This distributed data storage startup wants to take on Big Cloud

The explosion of AI companies has pushed demand for computing power to new extremes. Companies like CoreWeave, Together AI, and Lambda Labs have capitalized on that demand, attracting immense attention and capital for their ability to offer distributed compute capacity.

However, most companies still store data with the big three cloud providers: AWS, Google Cloud, and Microsoft Azure. Their storage systems were built to keep data close to their own compute resources, not spread across multiple clouds or regions.

Ovais Tariq, co-founder and CEO of Tigris Data, stated that modern AI workloads and AI infrastructure are choosing distributed computing instead of big cloud. He explained that they want to provide the same option for storage, because without storage, compute is nothing.

Tigris, founded by the team that developed Uber’s storage platform, is building a network of localized data storage centers to meet the distributed compute needs of modern AI workloads. The startup’s AI-native storage platform moves with your compute, allows data to automatically replicate to where GPUs are, supports billions of small files, and provides low-latency access for training, inference, and agentic workloads.

To accomplish this, Tigris recently raised a 25 million dollar Series A round led by Spark Capital with participation from existing investors, which include Andreessen Horowitz. The startup is going against the incumbents, whom Tariq calls Big Cloud.

Tariq feels these incumbents not only offer a more expensive data storage service, but also a less efficient one. AWS, Google Cloud and Microsoft Azure have historically charged egress fees, often called a cloud tax, if a customer wants to migrate to another provider or download and move their data to use a cheaper GPU or train models in different parts of the world simultaneously. According to Batuhan Taskaya, head of engineering at Fal.ai, one of Tigris’ customers, those costs once accounted for the majority of Fal’s cloud spending.

Beyond egress fees, Tariq says there is still the problem of latency with larger cloud providers. He stated that egress fees were just one symptom of a deeper problem: centralized storage that cannot keep up with a decentralized, high-speed AI ecosystem.

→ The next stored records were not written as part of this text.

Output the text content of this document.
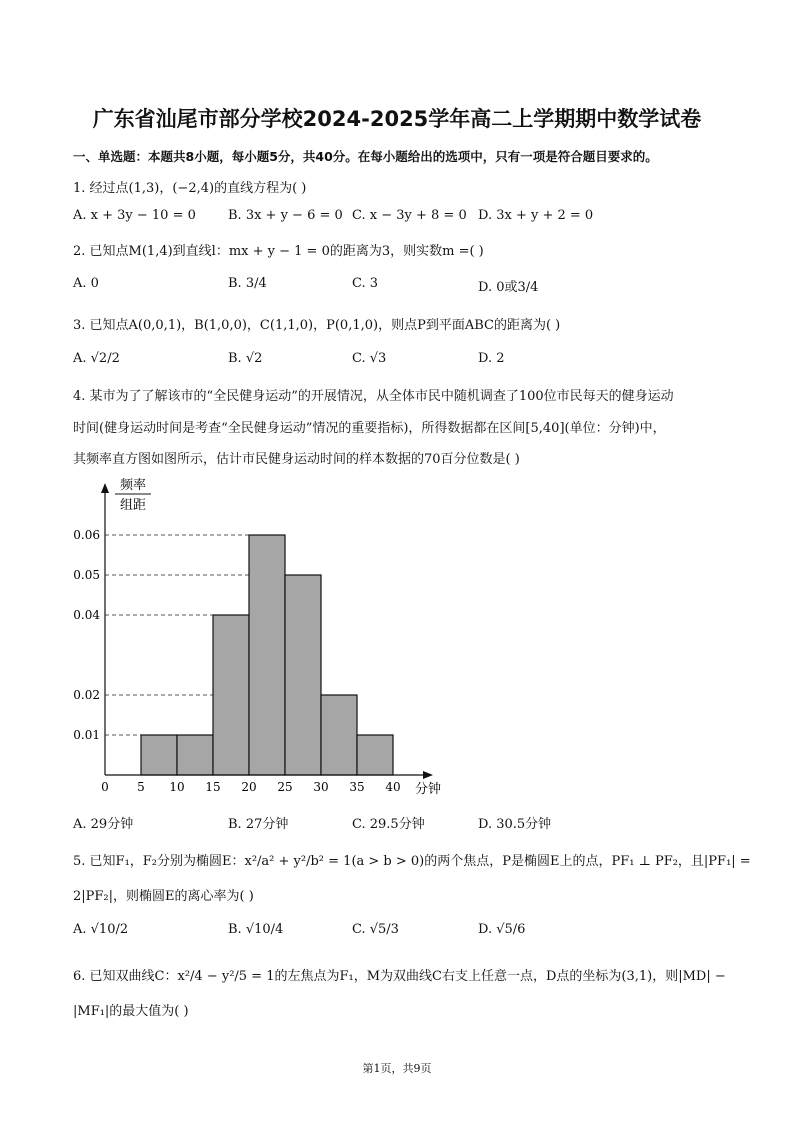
广东省汕尾市部分学校2024-2025学年高二上学期期中数学试卷
一、单选题：本题共8小题，每小题5分，共40分。在每小题给出的选项中，只有一项是符合题目要求的。
1. 经过点(1,3)，(−2,4)的直线方程为( )
A. x + 3y − 10 = 0 B. 3x + y − 6 = 0 C. x − 3y + 8 = 0 D. 3x + y + 2 = 0
2. 已知点M(1,4)到直线l：mx + y − 1 = 0的距离为3，则实数m =( )
A. 0	B. 3/4	C. 3	D. 0或3/4
3. 已知点A(0,0,1)，B(1,0,0)，C(1,1,0)，P(0,1,0)，则点P到平面ABC的距离为( )
A. √2/2	B. √2	C. √3	D. 2
4. 某市为了了解该市的“全民健身运动”的开展情况，从全体市民中随机调查了100位市民每天的健身运动
时间(健身运动时间是考查“全民健身运动”情况的重要指标)，所得数据都在区间[5,40](单位：分钟)中，
其频率直方图如图所示，估计市民健身运动时间的样本数据的70百分位数是( )
0.01
0.02
0.04
0.05
0.06
5 10 15 20 25 30 35 40
0	分钟
频率
组距
A. 29分钟	B. 27分钟	C. 29.5分钟	D. 30.5分钟
5. 已知F₁，F₂分别为椭圆E：x²/a² + y²/b² = 1(a > b > 0)的两个焦点，P是椭圆E上的点，PF₁ ⊥ PF₂，且|PF₁| =
2|PF₂|，则椭圆E的离心率为( )
A. √10/2	B. √10/4	C. √5/3	D. √5/6
6. 已知双曲线C：x²/4 − y²/5 = 1的左焦点为F₁，M为双曲线C右支上任意一点，D点的坐标为(3,1)，则|MD| −
|MF₁|的最大值为( )
第1页，共9页
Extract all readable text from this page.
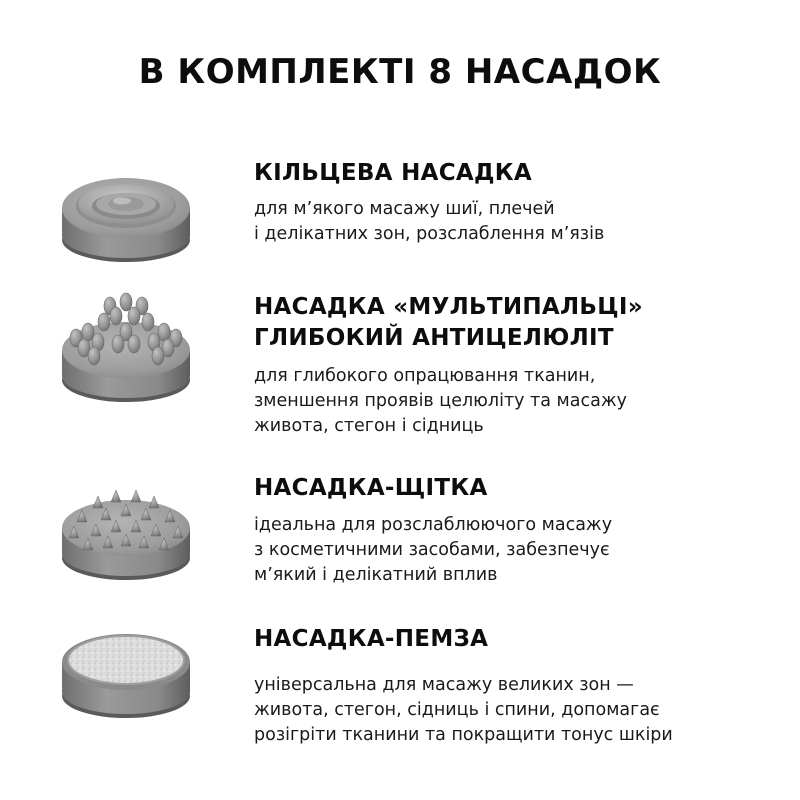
В КОМПЛЕКТІ 8 НАСАДОК
КІЛЬЦЕВА НАСАДКА
для м’якого масажу шиї, плечей
і делікатних зон, розслаблення м’язів
НАСАДКА «МУЛЬТИПАЛЬЦІ»
ГЛИБОКИЙ АНТИЦЕЛЮЛІТ
для глибокого опрацювання тканин,
зменшення проявів целюліту та масажу
живота, стегон і сідниць
НАСАДКА-ЩІТКА
ідеальна для розслаблюючого масажу
з косметичними засобами, забезпечує
м’який і делікатний вплив
НАСАДКА-ПЕМЗА
універсальна для масажу великих зон —
живота, стегон, сідниць і спини, допомагає
розігріти тканини та покращити тонус шкіри
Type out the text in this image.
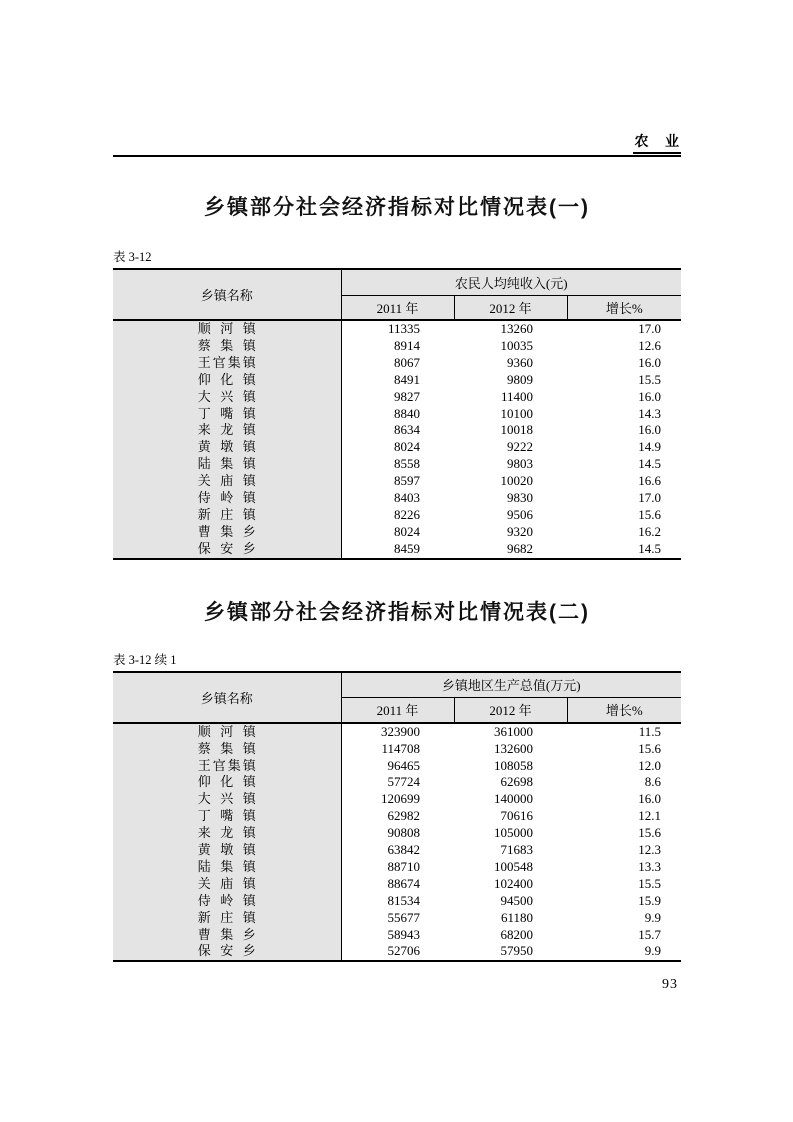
农 业
乡镇部分社会经济指标对比情况表(一)
表 3-12
乡镇名称	农民人均纯收入(元)		
	2011 年	2012 年	增长%
顺河镇	11335	13260	17.0
蔡集镇	8914	10035	12.6
王官集镇	8067	9360	16.0
仰化镇	8491	9809	15.5
大兴镇	9827	11400	16.0
丁嘴镇	8840	10100	14.3
来龙镇	8634	10018	16.0
黄墩镇	8024	9222	14.9
陆集镇	8558	9803	14.5
关庙镇	8597	10020	16.6
侍岭镇	8403	9830	17.0
新庄镇	8226	9506	15.6
曹集乡	8024	9320	16.2
保安乡	8459	9682	14.5
乡镇部分社会经济指标对比情况表(二)
表 3-12 续 1
乡镇名称	乡镇地区生产总值(万元)		
	2011 年	2012 年	增长%
顺河镇	323900	361000	11.5
蔡集镇	114708	132600	15.6
王官集镇	96465	108058	12.0
仰化镇	57724	62698	8.6
大兴镇	120699	140000	16.0
丁嘴镇	62982	70616	12.1
来龙镇	90808	105000	15.6
黄墩镇	63842	71683	12.3
陆集镇	88710	100548	13.3
关庙镇	88674	102400	15.5
侍岭镇	81534	94500	15.9
新庄镇	55677	61180	9.9
曹集乡	58943	68200	15.7
保安乡	52706	57950	9.9
93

Most of Tigris’ over four thousand customers are generative AI startups building image, video and voice models, which tend to have large, latency-sensitive datasets. Tariq gave the example of talking to an AI agent that is doing local audio, where you want the lowest latency and your compute and storage to be local.

He added that big clouds are not optimized for AI workloads. Streaming massive datasets for training or running real-time inference across multiple regions can create latency bottlenecks that slow model performance. Being able to access localized storage means data is retrieved faster, allowing developers to run AI workloads more reliably and cost effectively using decentralized clouds. Taskaya from Fal confirmed that Tigris lets them scale workloads in any cloud by providing access to the same data filesystem from all these places without charging egress.

There are other reasons why companies want data closer to their distributed cloud options. In highly regulated fields like finance and healthcare, a major roadblock to adopting AI is the need to ensure data security.

Another motivation, according to Tariq, is that companies increasingly want to own their data. He pointed to how Salesforce earlier this year blocked its AI rivals from using Slack data. Companies are becoming more aware of how important data is, how it fuels large language models and AI, and they want to be more in control of it rather than having someone else in control.

With the fresh funding, Tigris intends to continue building its data storage centers to support increasing demand. Tariq says the startup has grown eight times every year since its founding in November 2021. Tigris already has three data centers in Virginia, Chicago, and San Jose, and plans to continue expanding in the U.S. as well as in Europe and Asia, specifically in London, Frankfurt, and Singapore.